The U.S. academic research fleet is projecting a 15% to 20% drop next year from its current $100 million-plus federal operating budget provided by NSF, the Office of Naval Research, and the National Oceanic and Atmospheric Administration, says Marcia McNutt, chair of the University-National Oceanographic Laboratories System (UNOLS). "We've had some bad times, but this is the worst situation that I've ever seen," says McNutt, who is also president of the Monterey Bay Aquarium Research Institute.
To close that gap, UNOLS may need to take one of the system's 23 vessels out of service for the entire year. "That's a more efficient use of resources than trying to operate several ships on partial schedules," says McNutt, who notes that institutions have managed to hold costs almost flat despite the rising price of fuels and materials. The UNOLS Council hopes to make a decision by the end of October, she says.
NSF may save some money from the continued delay in completing renovations to NSF's ocean drilling vessel, the JOIDES Resolution. The latest projections call for delivering the upgraded ship in March 2009, says Rodey Batiza, head of NSF's marine geosciences section. That time frame knocks out two cruises scheduled for the fall and the winter of 2009. Although Batiza hopes they can be rescheduled next year, he says the delay temporarily frees up $5 million to $6 million in the cost of fuel and doing science.
The freeze also means a rollercoaster ride for the Robert Noyce Teacher Scholarship Program, which received an additional $40 million in this year's supplemental appropriation. That money allowed NSF to more than double, from 20 to 44, the number of universities that received grants this year to help train math and science teachers, as well as pay $10,000 stipends to scientists returning to school to become teachers and experienced teachers seeking additional training. But the CR sets the program's budget at the earlier level of $15 million, too little money to allow NSF to sustain those efforts in the next round of competition.
DOE
Scientists in the Department Of Energy say the $62.5 million they received in July will tide them over for several months. "We are not in a crisis--until March," says J. Murray Gibson, director of the Advanced Photon Source (APS) at Argonne National Laboratory in Illinois. The additional $7 million has kept APS running despite a 20% increase in costs, including electrical power, inflation, and mounting repair bills for the 11-year-old machine.
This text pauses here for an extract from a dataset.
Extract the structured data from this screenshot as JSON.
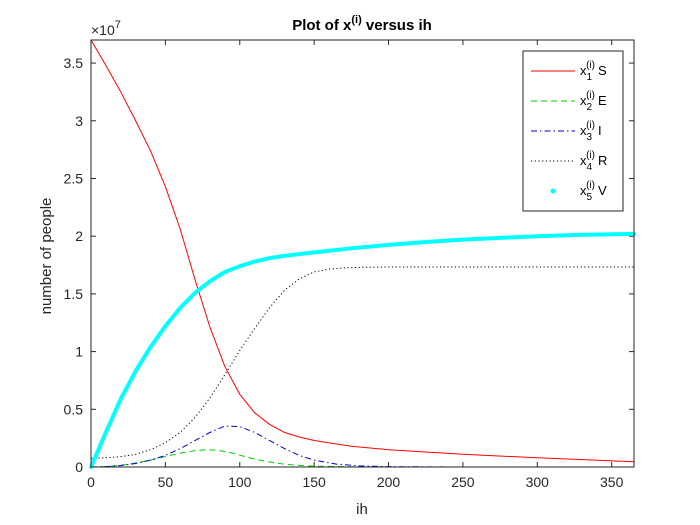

But Gibson says he may need to lay off up to 60 people if Congress doesn't go along eventually with DOE's requested increase for the lab in 2009. The Fermi National Laboratory in Batavia, Illinois, avoided as many as 200 layoffs thanks to its $29.5 million bump in the 2008 supplemental, and lab spokesperson Judith Jackson declined to speculate on what might happen in March without additional funds. But she allows that the scenario would be "very serious."
Oak Ridge National Laboratory director Thom Mason says the flat budget keeps his lab at a "survival level" until next March. The biggest question mark is ITER, an international fusion reactor experiment being built in France. This year, the United States is contributing only $26 million of a promised $160 million, a shortfall that has forced Oak Ridge to delay awarding contracts for U.S. contractors to build parts for the experiment's cooling system, diagnostic system, and solenoid. And a continued freeze would exacerbate the situation. "Not having U.S. industry involved at an early stage could limit their contributions in the future," says Mason, who says that the shortfall also prevents the lab from locking in prices for commodities such as stainless steel that are expected to rise. The funding doldrums is also slowing the scaling-up of the lab's 2-year-old Spallation Neutron Source to meet its targeted operating level of 1.4 megawatts. "It makes experiments more difficult as well as more lengthy," he says.